Svengoolie presents … King Kong versus Godzilla (1963)
This movie was a huge box office success in its day and gave rise to even more men in monster suits on film. That fact is perpetrated as the biggest conspiracy ever conceived. It has to be. Who would pay for this?
This movie is not good, but the worst thing about it is its effects. Even the far-fetched plot and idiotic dialogue are dwarfed in stupidness by the monster suit designs.
An example of the utter ridiculousness inherent in this film is in the opening, which features a discussion of some mysterious berries discovered on an even more mysterious island. Yes, they talk about berries for a few minutes in an office before a generic old man tells his employees to go to a remote island to get some pictures of a terrible monster who lives there. And grab some berries.
A submarine then investigates an Arctic reading of radiation and is attacked. Godzilla then leaps out of the iceburg and high-fives a helicopter, accidentally destroying it. He then hitch-hikes back to Japan. Meanwhile, Japan calls out the army at Arctic and miniatures roll, but Godzilla destroys them. Short of the monster itself, the effects are pretty good. There is fire that looks hot. There are explosions that go off with a bang. Yay. It is fairly simple.

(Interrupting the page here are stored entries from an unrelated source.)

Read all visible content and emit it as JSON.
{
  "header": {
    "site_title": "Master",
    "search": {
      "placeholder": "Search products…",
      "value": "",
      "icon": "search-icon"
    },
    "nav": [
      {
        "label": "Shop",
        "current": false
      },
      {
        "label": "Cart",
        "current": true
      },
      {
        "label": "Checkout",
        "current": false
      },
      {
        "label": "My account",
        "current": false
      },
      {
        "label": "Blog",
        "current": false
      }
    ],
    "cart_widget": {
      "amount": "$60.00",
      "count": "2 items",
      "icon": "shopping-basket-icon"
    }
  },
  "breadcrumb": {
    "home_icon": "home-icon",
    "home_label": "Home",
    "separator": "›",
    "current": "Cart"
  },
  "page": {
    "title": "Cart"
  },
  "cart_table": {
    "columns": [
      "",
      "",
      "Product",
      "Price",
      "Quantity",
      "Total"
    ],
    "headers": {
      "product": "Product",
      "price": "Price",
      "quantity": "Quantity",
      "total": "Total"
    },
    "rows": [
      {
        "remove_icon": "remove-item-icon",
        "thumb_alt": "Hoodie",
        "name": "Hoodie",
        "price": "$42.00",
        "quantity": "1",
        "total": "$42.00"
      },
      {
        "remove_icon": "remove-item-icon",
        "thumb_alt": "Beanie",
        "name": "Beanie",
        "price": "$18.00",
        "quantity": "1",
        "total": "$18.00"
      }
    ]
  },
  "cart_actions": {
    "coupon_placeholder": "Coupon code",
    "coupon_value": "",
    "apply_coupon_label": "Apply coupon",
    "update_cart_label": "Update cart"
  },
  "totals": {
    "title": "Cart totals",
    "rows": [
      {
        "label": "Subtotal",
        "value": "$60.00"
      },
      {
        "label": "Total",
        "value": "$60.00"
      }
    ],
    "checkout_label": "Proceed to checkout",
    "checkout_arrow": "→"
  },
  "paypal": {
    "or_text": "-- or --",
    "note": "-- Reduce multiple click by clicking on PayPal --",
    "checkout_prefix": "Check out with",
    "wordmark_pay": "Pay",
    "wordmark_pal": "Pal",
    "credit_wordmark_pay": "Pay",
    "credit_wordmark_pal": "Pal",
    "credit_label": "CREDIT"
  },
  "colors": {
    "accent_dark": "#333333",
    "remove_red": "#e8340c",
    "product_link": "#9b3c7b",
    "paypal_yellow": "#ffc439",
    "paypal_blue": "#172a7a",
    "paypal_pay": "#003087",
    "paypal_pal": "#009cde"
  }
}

Meanwhile, the Japanese Navy discovers that it is King Kong that makes his home on the mysterious island talked about earlier. The natives are forced to serve him popcorn in his secret movie lair. They keep the location a secret until the Navy impresses the natives with a radio that plays Roy Orbison. The Chief is astonished at the music box, thinking it magic. He then helps them recruit King Kong.

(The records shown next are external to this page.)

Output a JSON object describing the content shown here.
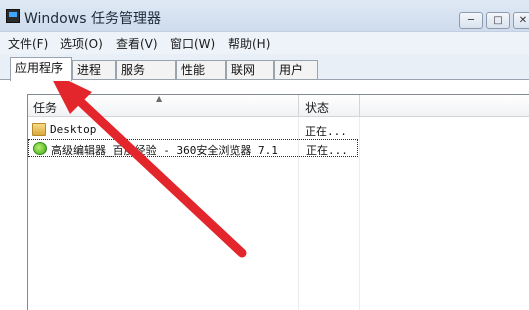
{
  "window": {
    "title": "Windows 任务管理器",
    "buttons": {
      "minimize": "─",
      "maximize": "□",
      "close": "✕"
    }
  },
  "menu": [
    "文件(F)",
    "选项(O)",
    "查看(V)",
    "窗口(W)",
    "帮助(H)"
  ],
  "tabs": [
    "应用程序",
    "进程",
    "服务",
    "性能",
    "联网",
    "用户"
  ],
  "active_tab": "应用程序",
  "list": {
    "columns": {
      "task": "任务",
      "status": "状态"
    },
    "rows": [
      {
        "name": "Desktop",
        "status": "正在...",
        "icon": "folder-icon"
      },
      {
        "name": "高级编辑器_百度经验 - 360安全浏览器 7.1",
        "status": "正在...",
        "icon": "browser-icon",
        "selected": true
      }
    ]
  },
  "annotation": {
    "color": "#e3262b",
    "points_to": "应用程序"
  }
}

The natives and the Navy men hike across the jungle to the secret lair of King Kong. Some of the Navy shake in their boots for laughs at the rumbling sound of King Kong. Unfortunately for them, it is NOT King Kong, but a slimy Octopus creature oozing its way across the landscape. God that thing was gross. I really did think that, no joke. Thankfully, King Kong arrives in the nick of time and drives it off. It chugs some berry juice made from the island’s mysterious berries and passes out for some reason.
The Navy then air-lifts King Kong back to Japan to use him as a secret weapon against Godzilla. Thankfully, they arrive just in time, as Godzilla is getting off a bus to Tokyo. The Navy plop down King Kong and he wakes up, attacking Godzilla for looking at him wrong. They fight. Punch punch punch. Rock throwing. Kick. Throw. It is silly.
Godzilla summons the spirit of Hulk Hogan and dropkicks King Kong. Seriously. He jumps and double-leg dropkicks King Kong in the chest like a Mexican wrestler. Godzilla whips his foe with his tail until King Kong slumps over. The Navy then electrocute Kong, reviving him to do more punching. King Kong uppercuts Godzilla and swings him around with his tail, tossing him into the ocean. King Kong then locks on a sleeper hold and Godzilla sinks to the bottom of the ocean. King Kong swims back home, breaking an Olympic record for endurance swimming.
All in all, this movie has good miniatures, but I can’t just get past how bad the creature effects are. Back in the day, this was a huge money-maker, selling over 11 million tickets, according to Wikipedia. The English dubbing, the dialogue, and the some of the stupid plot points, like the island berries, make this movie embarrassing. I’ll always remember this film for a scene of King Kong passing out like a hobo after drinking some berry juice. Mostly, this movie is good for a laugh or to watch with your kids. The end.